知青年代:从人世间开始 第80节

  “小丫头,说话注意点分寸!这是国营供销社,药材公司的检验章就在这儿盖着,还能有假?你爱买就买,不买就哪凉快哪待着去!”

  斜睨着曾珊,眼神里充满敌意。

  曾珊心里的火也上来了。

  她从小被家里人宠着,虽不如从前,可也没人敢这么对她说话。

  挑眉扬起下巴,语气也冷了下来:

  “我怎么没分寸了?我见过十几年的老参,芦头比这粗一倍还多,须根盘绕得跟龙爪似的。

  您这参瘦得跟柴火棍似的,须根也没什么韧性,怎么可能有十五年?我看啊,是不是您把好参调了包,拿普通人参当老参卖了?”

  这话戳得服务员脸色瞬间煞白——事实上,还真让曾珊说中了。

  这支所谓的“老参”,是她拿普通人参换的,真正的十五年野山参早就被偷偷掉包了。今天见曾珊是个外地来的小姑娘,看着年纪轻,想着好糊弄,就想趁这个机会把这参卖出去,没想到竟碰到个懂行的。

  “你这姑娘满嘴胡吣!我看你就是来捣乱的坏分子!不买就滚蛋,别在这儿瞎嗤嗤!”

  李大姐心虚得厉害,可脸上却越发凶悍。

  她嗓门提得更高,手指着门口,态度生硬又刻薄,顿时引来了周围顾客的注意,纷纷围过来看热闹。

  曾珊可不是任人拿捏的软性子。

  当年地痞流氓闯到家里捣乱,她抄起菜刀就敢往外冲,一个供销社服务员,她更不放在眼里。

  她往前站了一步,胸口微微起伏,气得脸都白了,声音却依旧清亮:

  “我捣乱?明明是你这参年头不够,硬说是十五年的,以次充好坑人的是你!”

  围观的人越来越多,交头接耳的声音也越来越大。

  服务员看着众人探究的目光,心里更慌了,恼羞成怒之下,猛地探过身,一把推开曾珊:“骂你怎么了?捣乱分子就该骂!”

  曾珊毫无防备,被推得一个趔趄,后腰狠狠撞在身后的货架子上,“哗啦”一声,架子上的几包火柴掉了下来,摔在地上散了一地。

  这一下,她火气彻底烧了起来。

  曾珊想也没想,抬手就向女服务员的脸扇了过去。

第125章 破财消灾

  女服务员往后一退,躲过了曾珊的巴掌。

  可这一下,曾珊的胳膊把柜台上红布包裹的人参全被扫落在地,带着泥土气息的野山参滚得满地都是。

  李华原本还缩着肩膀,眼神躲躲闪闪——刚才她确实动了手,推了曾珊一把,还翻了个白眼骂了难听话。

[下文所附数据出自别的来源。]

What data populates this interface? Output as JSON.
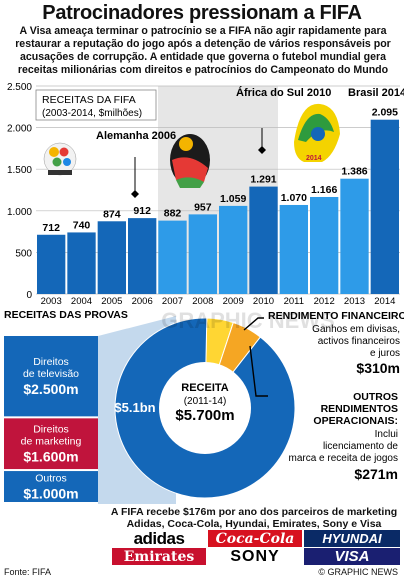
{
  "title": "Patrocinadores pressionam a FIFA",
  "intro": "A Visa ameaça terminar o patrocínio se a FIFA não agir rapidamente para restaurar a reputação do jogo após a detenção de vários responsáveis por acusações de corrupção. A entidade que governa o futebol mundial gera receitas milionárias com direitos e patrocínios do Campeonato do Mundo",
  "colors": {
    "bar_dark": "#1467b8",
    "bar_light": "#2e9be8",
    "pie_blue": "#1467b8",
    "orange": "#f5a623",
    "yellow": "#ffd633",
    "marketing_red": "#c0143c",
    "band_grey": "#e6e6e6"
  },
  "chart_data": [
    {
      "type": "bar",
      "title": "RECEITAS DA FIFA",
      "subtitle": "(2003-2014, $milhões)",
      "categories": [
        "2003",
        "2004",
        "2005",
        "2006",
        "2007",
        "2008",
        "2009",
        "2010",
        "2011",
        "2012",
        "2013",
        "2014"
      ],
      "values": [
        712,
        740,
        874,
        912,
        882,
        957,
        1059,
        1291,
        1070,
        1166,
        1386,
        2095
      ],
      "value_labels": [
        "712",
        "740",
        "874",
        "912",
        "882",
        "957",
        "1.059",
        "1.291",
        "1.070",
        "1.166",
        "1.386",
        "2.095"
      ],
      "ylim": [
        0,
        2500
      ],
      "yticks": [
        0,
        500,
        1000,
        1500,
        2000,
        2500
      ],
      "ytick_labels": [
        "0",
        "500",
        "1.000",
        "1.500",
        "2.000",
        "2.500"
      ],
      "grid": true,
      "annotations": [
        {
          "text": "Alemanha 2006",
          "year": "2006"
        },
        {
          "text": "África do Sul 2010",
          "year": "2010"
        },
        {
          "text": "Brasil 2014",
          "year": "2014"
        }
      ]
    },
    {
      "type": "pie",
      "title": "RECEITAS DAS PROVAS",
      "center_label": "RECEITA",
      "center_sub": "(2011-14)",
      "center_total": "$5.700m",
      "slices": [
        {
          "name": "Provas",
          "value": 5.1,
          "label": "$5.1bn"
        },
        {
          "name": "Rendimento financeiro",
          "value": 0.31
        },
        {
          "name": "Outros rendimentos operacionais",
          "value": 0.271
        }
      ]
    },
    {
      "type": "bar",
      "title": "RECEITAS DAS PROVAS",
      "categories": [
        "Direitos de televisão",
        "Direitos de marketing",
        "Outros"
      ],
      "values": [
        2500,
        1600,
        1000
      ],
      "value_labels": [
        "$2.500m",
        "$1.600m",
        "$1.000m"
      ]
    }
  ],
  "notes": {
    "financial_title": "RENDIMENTO FINANCEIRO",
    "financial_desc_1": "Ganhos em divisas,",
    "financial_desc_2": "activos financeiros",
    "financial_desc_3": "e juros",
    "financial_value": "$310m",
    "other_title_1": "OUTROS",
    "other_title_2": "RENDIMENTOS",
    "other_title_3": "OPERACIONAIS:",
    "other_desc_1": "Inclui",
    "other_desc_2": "licenciamento de",
    "other_desc_3": "marca e receita de jogos",
    "other_value": "$271m"
  },
  "sponsors": {
    "text": "A FIFA recebe $176m por ano dos parceiros de marketing Adidas, Coca-Cola, Hyundai, Emirates, Sony e Visa",
    "logos": [
      "adidas",
      "Coca-Cola",
      "HYUNDAI",
      "Emirates",
      "SONY",
      "VISA"
    ]
  },
  "watermark": "GRAPHIC NEWS",
  "footer": {
    "source": "Fonte: FIFA",
    "brand": "© GRAPHIC NEWS"
  }
}
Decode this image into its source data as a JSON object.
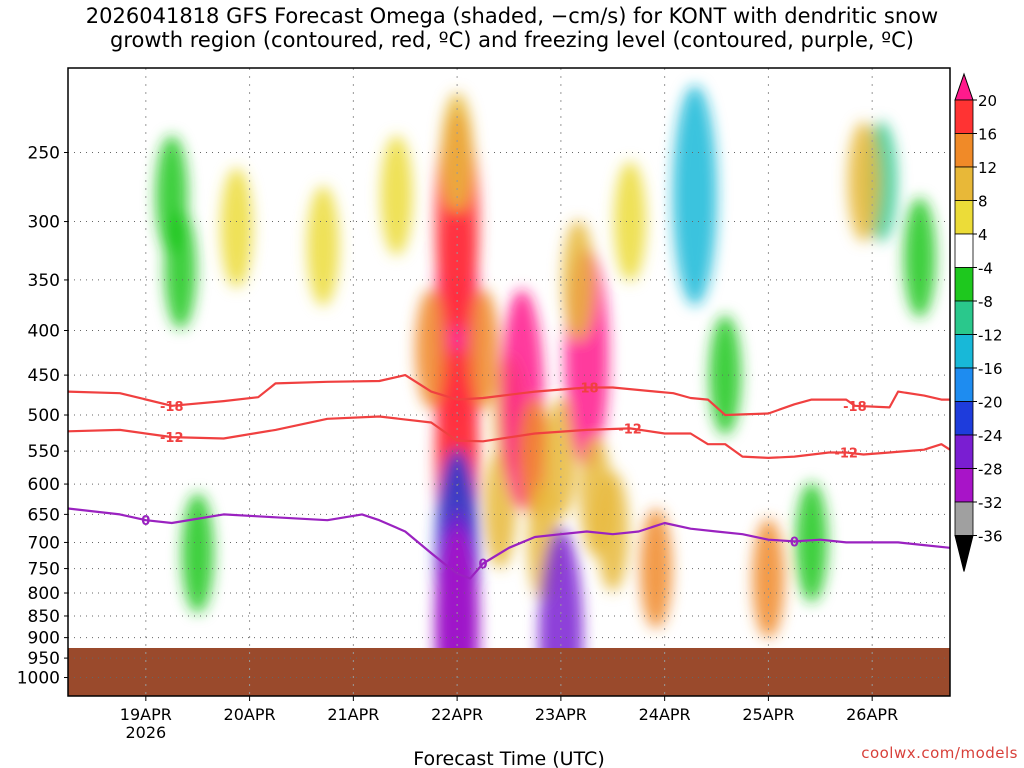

  看见那断了须根的野山参,本来理亏的她立刻被兴奋取代,腰杆一下挺得笔直,扯着嗓子就往门外喊:

  “来人啊!快叫供销社主任来!这女的破坏国家财产!出大事了!”

  她的声音尖利,恨不得让所有人都知道。

  “是你先动手推我的!”曾珊捂着有些发疼的胳膊,怒气冲冲地反驳。

  服务员梗着脖子,一脸不屑地看着曾珊,唾沫星子都溅了出来:

  “你少倒打一耙!你这是明目张胆破坏国家财产!违反国法的!我现在就报公安,让警察来治你!”

  说着她一把抓过柜台上那部漆皮都掉了大半的手摇电话,“咔哒咔哒”转着拨号盘,故意把拨号的声音弄得很大,眼神里满是挑衅。

  曾珊看着她的动作,心里咯噔一下——

  她在京城见过风浪,也知道这年代“国家财产”四个字的分量,可话已出口,东西也砸了,后悔也来不及了。

  曾珊僵在原地,胸口剧烈起伏着,刚才那股冲劲像潮水般褪去,剩下的全是后知后觉的寒意。嘴上却没有让,

  “报就报!我怕你不成!”

  话虽硬气,声音却比刚才低了半分。

  没等十分钟,外面就传来清脆的自行车铃铛声。

  车把上挂着的“公安”木牌格外扎眼。

  这年代,打架斗殴是常事,派出所没精力去管,

  “破坏公家财产”却是大事,比打架严重十倍,出警格外迅速。

  两个民警推着自行车走进来,领头的是辖区派出所的龚维则,脸上带着惯有的亲和笑容,刚进门就扬着声音打圆场:

  “哎呀,这是怎么了?都是街坊邻居的,有话好好说,别伤了和气嘛!”

  女服务员像找到了靠山,三步并作两步迎上去,拉着龚维则的袖子往柜台前拽,指着满地狼藉和脸色发白的曾珊,声音都带着哭腔:

  “龚叔!您可来了!就她!拿着介绍信来买野山参,却挑三拣四说我们以次充好!我好好跟她解释,她上来就动手砸柜台!您看这参都摔坏了,这可是是国家财产啊!”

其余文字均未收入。